Ante la adversidad hay tres reacciones típicas: la huída, el bloqueo y el ataque. Son tres mecanismos de defensa que aprendieron desde muy pequeños como reacción al sufrimiento que estaban experimentando en esos momentos y que posteriormente continúan usando aunque haya desaparecido ese ambiente hostil.

Es por esto que algunos menores que han sufrido adversidad temprana huyen o se esconden ante el conflicto; otros se bloquean, no son capaces de ver, de escuchar, porque se han desconectado de la situación; otros, finalmente, se transforman ante esa situación conflictiva y reaccionan de forma agresiva, descontrolada, sin relación entre el estímulo que han recibido y la respuesta que han dado.

Hay que saber identificar estos tres mecanismos de defensa que usaban cuando necesitaban sobrevivir en la institución donde estaban o en su familia biológica cuando había gritos, violencia, negligencia, malos tratos, etc.
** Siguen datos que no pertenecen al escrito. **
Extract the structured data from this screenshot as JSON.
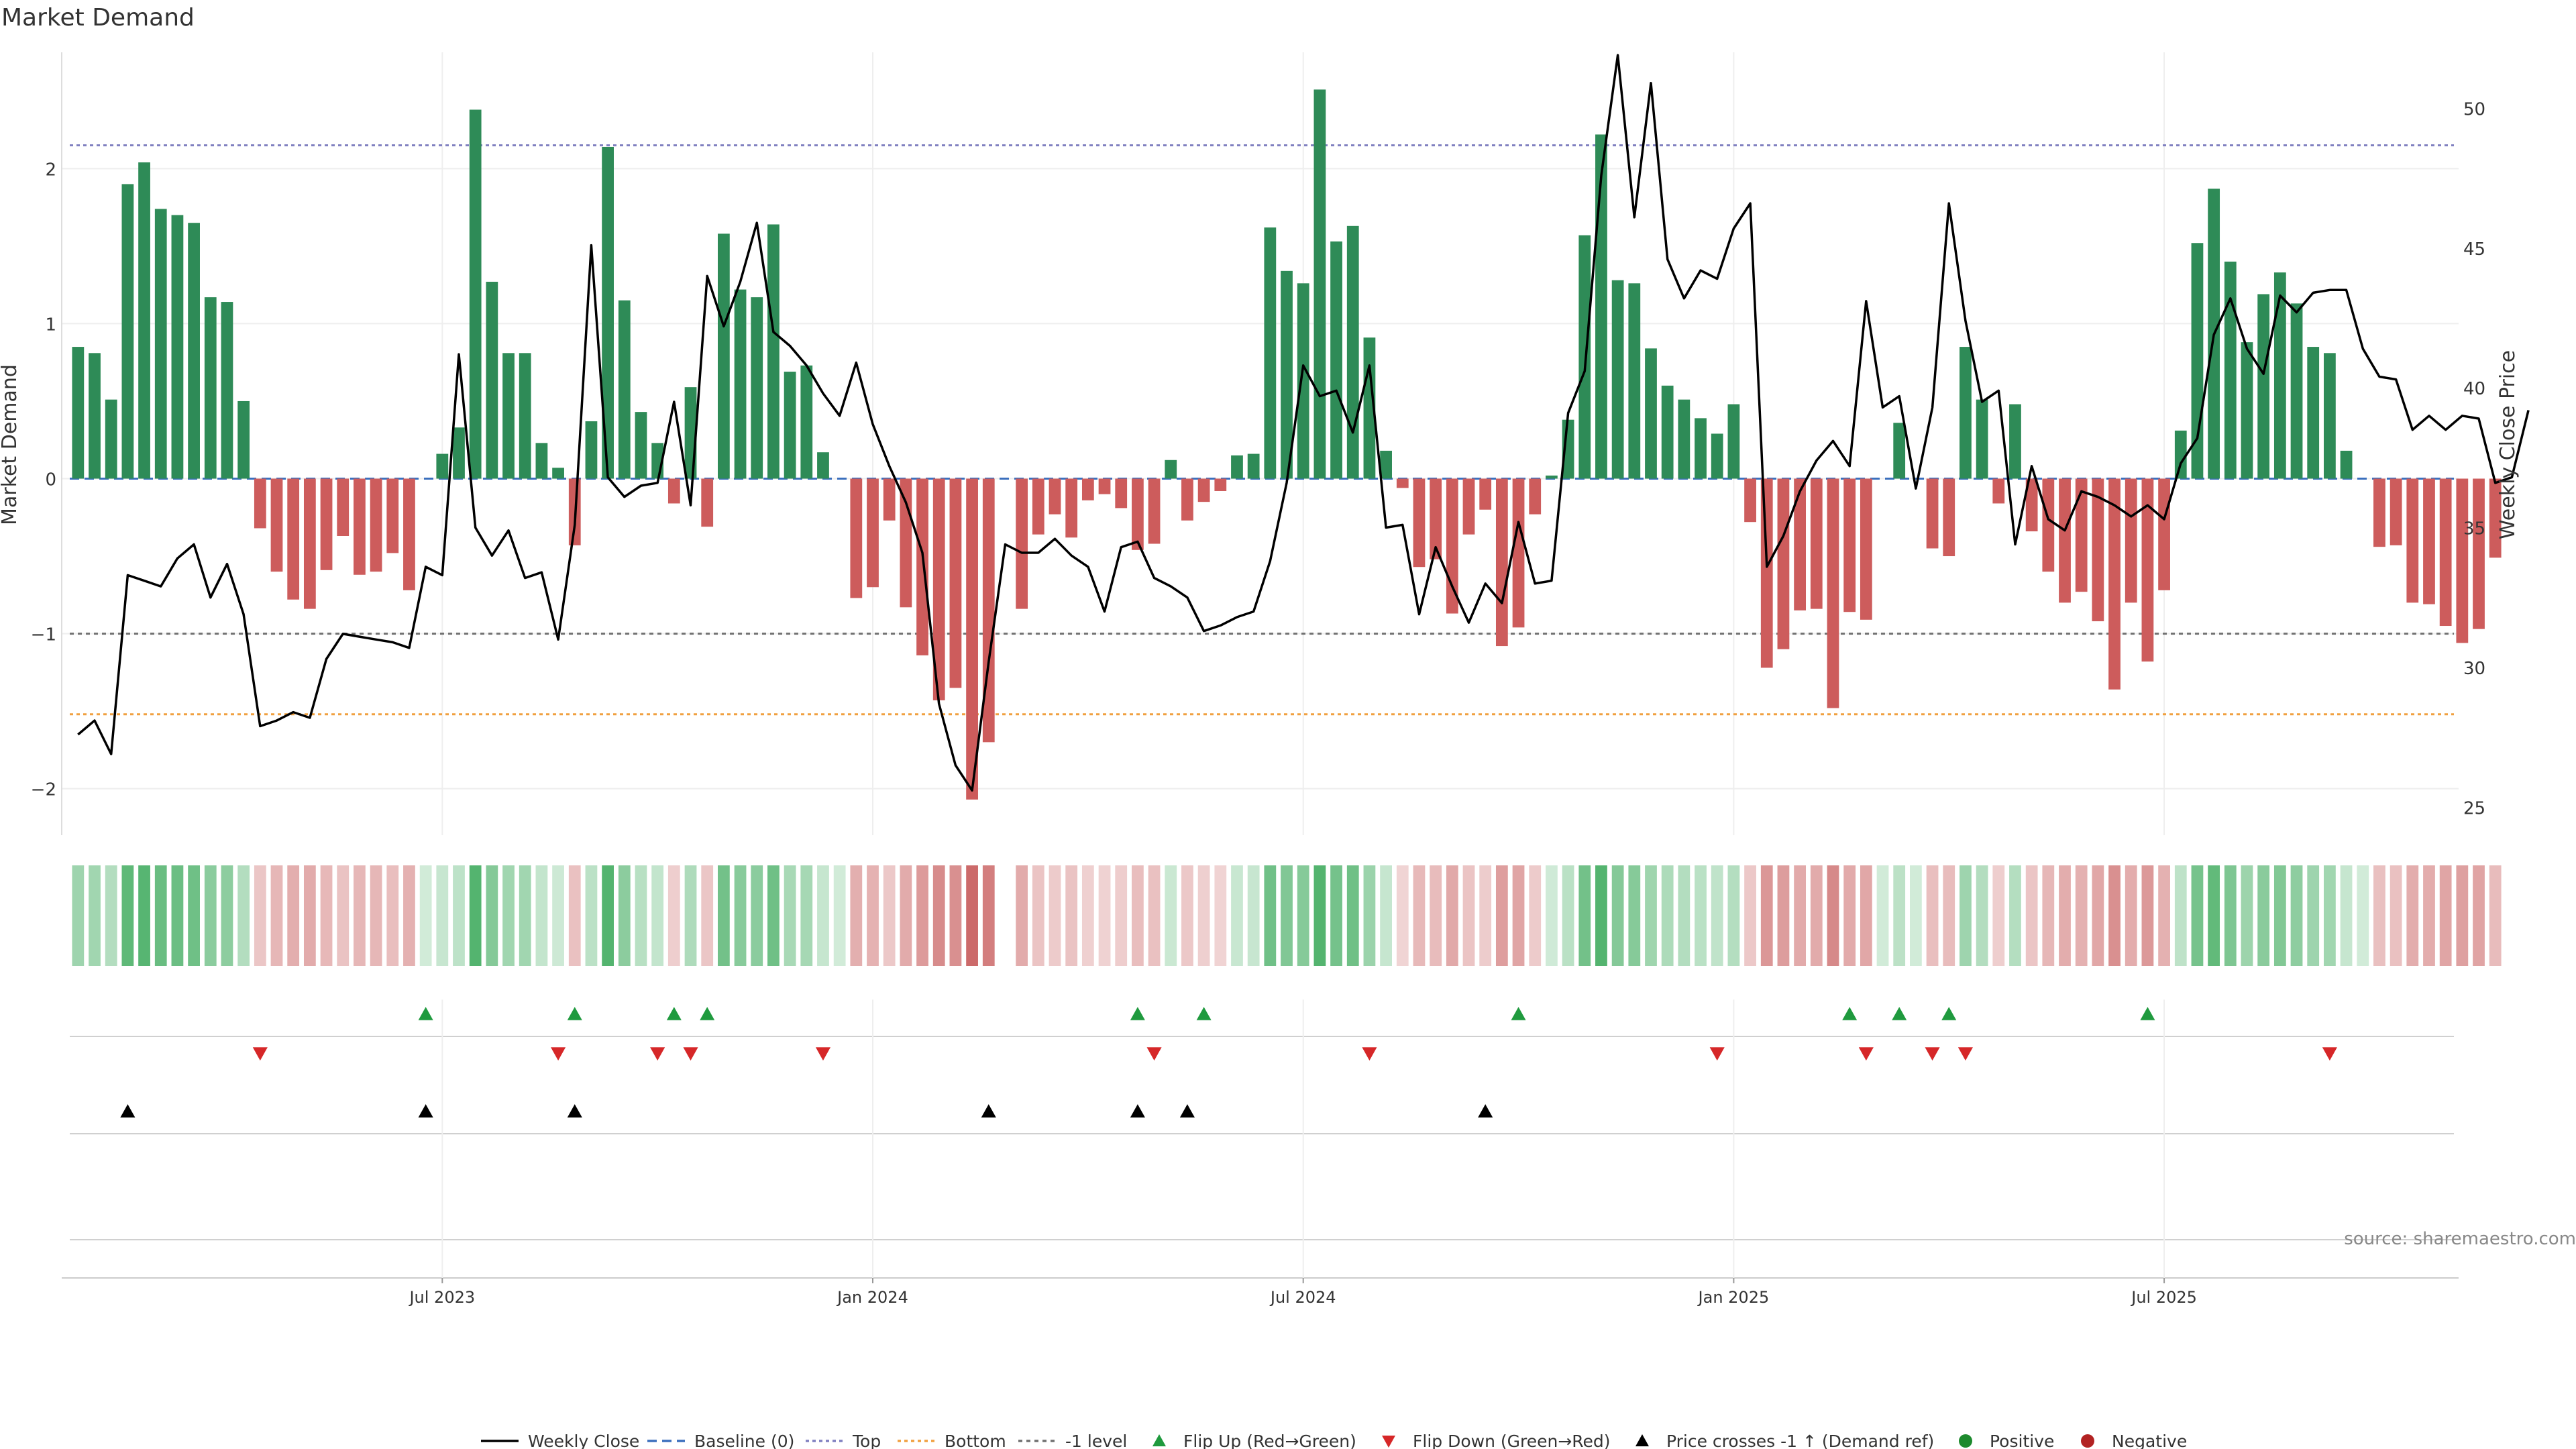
{
  "chart_data": {
    "type": "bar",
    "title": "Market Demand",
    "ylabel_left": "Market Demand",
    "ylabel_right": "Weekly Close Price",
    "ylim_left": [
      -2.3,
      2.75
    ],
    "ylim_right": [
      24,
      52
    ],
    "left_ticks": [
      {
        "v": 2,
        "label": "2"
      },
      {
        "v": 1,
        "label": "1"
      },
      {
        "v": 0,
        "label": "0"
      },
      {
        "v": -1,
        "label": "−1"
      },
      {
        "v": -2,
        "label": "−2"
      }
    ],
    "right_ticks": [
      {
        "v": 50,
        "label": "50"
      },
      {
        "v": 45,
        "label": "45"
      },
      {
        "v": 40,
        "label": "40"
      },
      {
        "v": 35,
        "label": "35"
      },
      {
        "v": 30,
        "label": "30"
      },
      {
        "v": 25,
        "label": "25"
      }
    ],
    "reference_lines": {
      "top": 2.15,
      "bottom": -1.52,
      "minus_one": -1.0,
      "baseline": 0
    },
    "x_ticks": [
      {
        "i": 22,
        "label": "Jul 2023"
      },
      {
        "i": 48,
        "label": "Jan 2024"
      },
      {
        "i": 74,
        "label": "Jul 2024"
      },
      {
        "i": 100,
        "label": "Jan 2025"
      },
      {
        "i": 126,
        "label": "Jul 2025"
      }
    ],
    "weeks": 144,
    "series": [
      {
        "name": "Market Demand",
        "values": [
          0.85,
          0.81,
          0.51,
          1.9,
          2.04,
          1.74,
          1.7,
          1.65,
          1.17,
          1.14,
          0.5,
          -0.32,
          -0.6,
          -0.78,
          -0.84,
          -0.59,
          -0.37,
          -0.62,
          -0.6,
          -0.48,
          -0.72,
          0.0,
          0.16,
          0.33,
          2.38,
          1.27,
          0.81,
          0.81,
          0.23,
          0.07,
          -0.43,
          0.37,
          2.14,
          1.15,
          0.43,
          0.23,
          -0.16,
          0.59,
          -0.31,
          1.58,
          1.22,
          1.17,
          1.64,
          0.69,
          0.73,
          0.17,
          0.0,
          -0.77,
          -0.7,
          -0.27,
          -0.83,
          -1.14,
          -1.43,
          -1.35,
          -2.07,
          -1.7,
          null,
          -0.84,
          -0.36,
          -0.23,
          -0.38,
          -0.14,
          -0.1,
          -0.19,
          -0.46,
          -0.42,
          0.12,
          -0.27,
          -0.15,
          -0.08,
          0.15,
          0.16,
          1.62,
          1.34,
          1.26,
          2.51,
          1.53,
          1.63,
          0.91,
          0.18,
          -0.06,
          -0.57,
          -0.52,
          -0.87,
          -0.36,
          -0.2,
          -1.08,
          -0.96,
          -0.23,
          0.02,
          0.38,
          1.57,
          2.22,
          1.28,
          1.26,
          0.84,
          0.6,
          0.51,
          0.39,
          0.29,
          0.48,
          -0.28,
          -1.22,
          -1.1,
          -0.85,
          -0.84,
          -1.48,
          -0.86,
          -0.91,
          0.0,
          0.36,
          0.0,
          -0.45,
          -0.5,
          0.85,
          0.51,
          -0.16,
          0.48,
          -0.34,
          -0.6,
          -0.8,
          -0.73,
          -0.92,
          -1.36,
          -0.8,
          -1.18,
          -0.72,
          0.31,
          1.52,
          1.87,
          1.4,
          0.88,
          1.19,
          1.33,
          1.13,
          0.85,
          0.81,
          0.18,
          0.0,
          -0.44,
          -0.43,
          -0.8,
          -0.81,
          -0.95,
          -1.06,
          -0.97,
          -0.51
        ]
      },
      {
        "name": "Weekly Close",
        "values": [
          27.6,
          28.1,
          26.9,
          33.3,
          33.1,
          32.9,
          33.9,
          34.4,
          32.5,
          33.7,
          31.9,
          27.9,
          28.1,
          28.4,
          28.2,
          30.3,
          31.2,
          31.1,
          31.0,
          30.9,
          30.7,
          33.6,
          33.3,
          41.2,
          35.0,
          34.0,
          34.9,
          33.2,
          33.4,
          31.0,
          35.1,
          45.1,
          36.8,
          36.1,
          36.5,
          36.6,
          39.5,
          35.8,
          44.0,
          42.2,
          43.8,
          45.9,
          42.0,
          41.5,
          40.8,
          39.8,
          39.0,
          40.9,
          38.7,
          37.2,
          35.9,
          34.1,
          28.7,
          26.5,
          25.6,
          30.2,
          34.4,
          34.1,
          34.1,
          34.6,
          34.0,
          33.6,
          32.0,
          34.3,
          34.5,
          33.2,
          32.9,
          32.5,
          31.3,
          31.5,
          31.8,
          32.0,
          33.8,
          36.6,
          40.8,
          39.7,
          39.9,
          38.4,
          40.8,
          35.0,
          35.1,
          31.9,
          34.3,
          32.9,
          31.6,
          33.0,
          32.3,
          35.2,
          33.0,
          33.1,
          39.1,
          40.6,
          47.6,
          51.9,
          46.1,
          50.9,
          44.6,
          43.2,
          44.2,
          43.9,
          45.7,
          46.6,
          33.6,
          34.7,
          36.3,
          37.4,
          38.1,
          37.2,
          43.1,
          39.3,
          39.7,
          36.4,
          39.3,
          46.6,
          42.4,
          39.5,
          39.9,
          34.4,
          37.2,
          35.3,
          34.9,
          36.3,
          36.1,
          35.8,
          35.4,
          35.8,
          35.3,
          37.3,
          38.2,
          41.9,
          43.2,
          41.4,
          40.5,
          43.3,
          42.7,
          43.4,
          43.5,
          43.5,
          41.4,
          40.4,
          40.3,
          38.5,
          39.0,
          38.5,
          39.0,
          38.9,
          36.6,
          36.8,
          39.2
        ]
      }
    ],
    "flip_up_weeks": [
      21,
      30,
      36,
      38,
      64,
      68,
      87,
      107,
      110,
      113,
      125
    ],
    "flip_down_weeks": [
      11,
      29,
      35,
      37,
      45,
      65,
      78,
      99,
      108,
      112,
      114,
      136
    ],
    "price_cross_weeks": [
      3,
      21,
      30,
      55,
      64,
      67,
      85
    ],
    "legend": [
      "Weekly Close",
      "Baseline (0)",
      "Top",
      "Bottom",
      "-1 level",
      "Flip Up (Red→Green)",
      "Flip Down (Green→Red)",
      "Price crosses -1 ↑ (Demand ref)",
      "Positive",
      "Negative"
    ],
    "source": "source: sharemaestro.com",
    "colors": {
      "positive": "#2e8b57",
      "negative": "#cd5c5c",
      "strip_pos": "#2ea34f",
      "strip_neg": "#c04848",
      "flip_up": "#1f9a3e",
      "flip_down": "#d62728",
      "cross": "#000000",
      "legend_pos": "#1e8a2e",
      "legend_neg": "#b22222",
      "top": "#8080c0",
      "bottom": "#f0a040",
      "minus_one": "#707070",
      "baseline": "#3b6fbd"
    }
  }
}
Son tres sistemas de alarma que hay que aprender a reconocer porque en esos momentos el niño se está defendiendo, se está protegiendo, está pidiendo ayuda, no está atacando al cuidador/a actual. Está conectando con su pasado. Cuando el niño agrede, insulta, etc. no está agrediendo a esa persona concreta. En esos momentos lo importante es que la persona adulta entienda esto y esté lo más calmada posible para poderle calmar a él o ella.

Para estar calmado y poder calmar es importante aprender a interpretar de manera adecuada las conductas agresivas, los insultos, etc. Entender que aunque el niño lleve tiempo con la familia adoptiva muchos de sus comportamientos no se deben a que la familia no lo esté haciendo bien, sino que la causa real es el daño residual que el niño tiene todavía. Decirles que entendemos su enfado, su furia, su rabia, etc. es una forma de ayudarle a contenerse. En cambio, si le gritamos, si le castigamos, no estamos ayudándole a contenerse. Mandarle a su habitación o expulsarle de clase hasta que se calme no ayuda porque lo que necesita es que lo ayudemos estando con él/ella, no alejándole de nosotros. Ellos suelen tener un concepto negativo de sí mismo con lo cual su autoestima empeora de esa forma. Necesita un adulto consistente y constante, que las veces que haga falta, le muestre que ya no necesita usar esos mecanismos de defensa.

Tener esta información es fundamental para no tener expectativas y demandas, tanto cognitivas como de comportamiento, que pueden estar fuera de sus posibilidades, si no se les ofrecen las herramientas o los recursos necesarios para alcanzarlas.

Por eso, para atender las necesidades específicas que tienen de una manera más eficaz es importante promover la comprensión y la empatía, en vez del juicio y la frustración. De esta forma se estará mejor equipado para tener éxito en los retos de aprendizaje y en los problemas de conductas que presentan aquellos menores que han sufrido algún tipo de adversidad temprana.